Let’s go back to the closing months of 2011 for a moment. The government at the time had carried out the sweeping changes to the country’s social security system and imposed severe cuts on wages and pensions. Society was still relatively calm because recession and cuts had not yet pitted the people against the memorandum. The political class had not yet seen its credibility go up in smoke while voters still felt that their sacrifices may in fact pay off.
Those among us, however, who could see a little bit further down the road had seen that the socialist PASOK’s party old guard, together with the unionists and the core members of the administration, would seek to block any ambitious reform effort.

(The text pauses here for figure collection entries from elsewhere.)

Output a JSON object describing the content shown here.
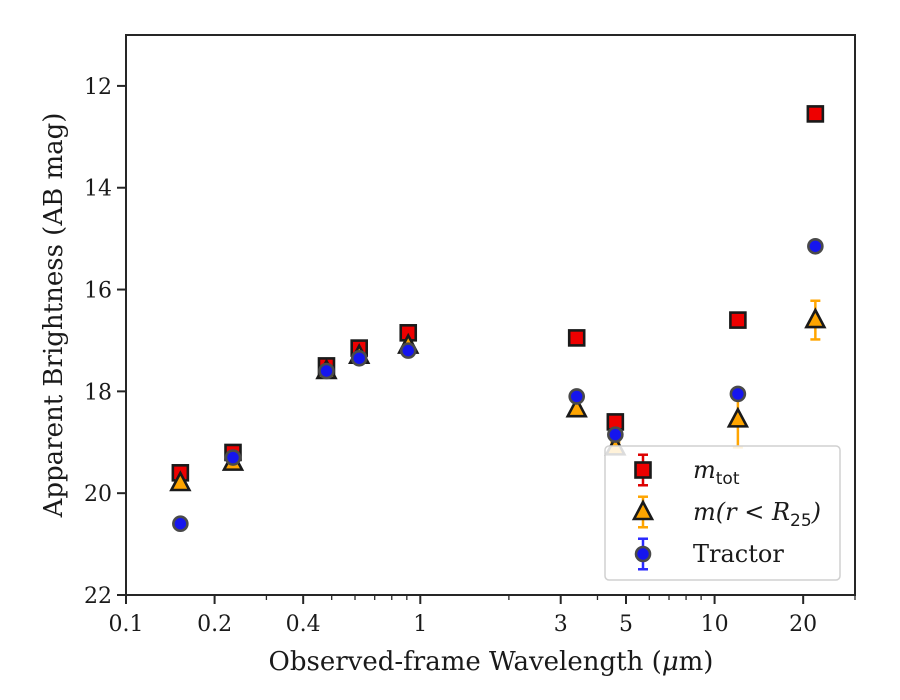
{
  "chart_data": {
    "type": "scatter",
    "xlabel_prefix": "Observed-frame Wavelength (",
    "xlabel_unit": "μ",
    "xlabel_suffix": "m)",
    "ylabel": "Apparent Brightness (AB mag)",
    "xscale": "log",
    "xlim": [
      0.1,
      30
    ],
    "ylim": [
      22,
      11
    ],
    "y_inverted": true,
    "grid": false,
    "legend_position": "lower-right",
    "x_ticks": [
      {
        "value": 0.1,
        "label": "0.1"
      },
      {
        "value": 0.2,
        "label": "0.2"
      },
      {
        "value": 0.4,
        "label": "0.4"
      },
      {
        "value": 1,
        "label": "1"
      },
      {
        "value": 3,
        "label": "3"
      },
      {
        "value": 5,
        "label": "5"
      },
      {
        "value": 10,
        "label": "10"
      },
      {
        "value": 20,
        "label": "20"
      }
    ],
    "y_ticks": [
      {
        "value": 12,
        "label": "12"
      },
      {
        "value": 14,
        "label": "14"
      },
      {
        "value": 16,
        "label": "16"
      },
      {
        "value": 18,
        "label": "18"
      },
      {
        "value": 20,
        "label": "20"
      },
      {
        "value": 22,
        "label": "22"
      }
    ],
    "series": [
      {
        "name": "m_tot",
        "legend_main": "m",
        "legend_sub": "tot",
        "marker": "square",
        "color": "#ee0000",
        "errorbar_color": "#dd0000",
        "points": [
          {
            "x": 0.153,
            "y": 19.6,
            "err": 0.05
          },
          {
            "x": 0.231,
            "y": 19.2,
            "err": 0.05
          },
          {
            "x": 0.48,
            "y": 17.5,
            "err": 0.05
          },
          {
            "x": 0.62,
            "y": 17.15,
            "err": 0.05
          },
          {
            "x": 0.91,
            "y": 16.85,
            "err": 0.05
          },
          {
            "x": 3.4,
            "y": 16.95,
            "err": 0.05
          },
          {
            "x": 4.6,
            "y": 18.6,
            "err": 0.05
          },
          {
            "x": 12.0,
            "y": 16.6,
            "err": 0.05
          },
          {
            "x": 22.0,
            "y": 12.55,
            "err": 0.05
          }
        ]
      },
      {
        "name": "m(r < R25)",
        "legend_main": "m(r < R",
        "legend_sub": "25",
        "legend_tail": ")",
        "marker": "triangle",
        "color": "#ffa500",
        "errorbar_color": "#ffa500",
        "points": [
          {
            "x": 0.153,
            "y": 19.8,
            "err": 0.05
          },
          {
            "x": 0.231,
            "y": 19.4,
            "err": 0.05
          },
          {
            "x": 0.48,
            "y": 17.6,
            "err": 0.05
          },
          {
            "x": 0.62,
            "y": 17.3,
            "err": 0.05
          },
          {
            "x": 0.91,
            "y": 17.1,
            "err": 0.05
          },
          {
            "x": 3.4,
            "y": 18.35,
            "err": 0.05
          },
          {
            "x": 4.6,
            "y": 19.1,
            "err": 0.1
          },
          {
            "x": 12.0,
            "y": 18.55,
            "err": 0.55
          },
          {
            "x": 22.0,
            "y": 16.6,
            "err": 0.38
          }
        ]
      },
      {
        "name": "Tractor",
        "legend_main": "Tractor",
        "marker": "circle",
        "color": "#1515ee",
        "errorbar_color": "#2a2aff",
        "points": [
          {
            "x": 0.153,
            "y": 20.6,
            "err": 0.05
          },
          {
            "x": 0.231,
            "y": 19.3,
            "err": 0.05
          },
          {
            "x": 0.48,
            "y": 17.6,
            "err": 0.05
          },
          {
            "x": 0.62,
            "y": 17.35,
            "err": 0.05
          },
          {
            "x": 0.91,
            "y": 17.2,
            "err": 0.05
          },
          {
            "x": 3.4,
            "y": 18.1,
            "err": 0.05
          },
          {
            "x": 4.6,
            "y": 18.85,
            "err": 0.05
          },
          {
            "x": 12.0,
            "y": 18.05,
            "err": 0.05
          },
          {
            "x": 22.0,
            "y": 15.15,
            "err": 0.05
          }
        ]
      }
    ]
  }
}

Similarly, they would obstruct any campaign to reduce the state by scrapping useless organizations and redundant posts.
If the IMF had suspended the program at the time to put pressure on the administration of George Papandreou to liberalize closed professions and shape up the civil service, things today would be a lot different. Regrettably, Dominique Strauss-Kahn, who was chief of the IMF at the time, and other officials did not want to rock the boat. They were either afraid that doing so could be fatal for the Papandreou administration or because they were concerned about the stability of the other nations of the European south.
A lot could have been done back then, and at a much faster pace. Society still had greater room to maneuver and more patience. Meanwhile, the ruling party had a big parliamentary majority and the two-party system was very much alive. For his part, Papandreou would have had to face up to the grim reality and throw his weight behind one of the two factions of PASOK.
The troika chose to turn a blind eye and instead insist on bigger, horizontal cuts. The term reform has acquired negative connotations, Parliament is near boiling point and everything is much much harder.
At the end of the day, the troika was driven by political criteria when they should have adopted a colder, technocratic approach and vice versa.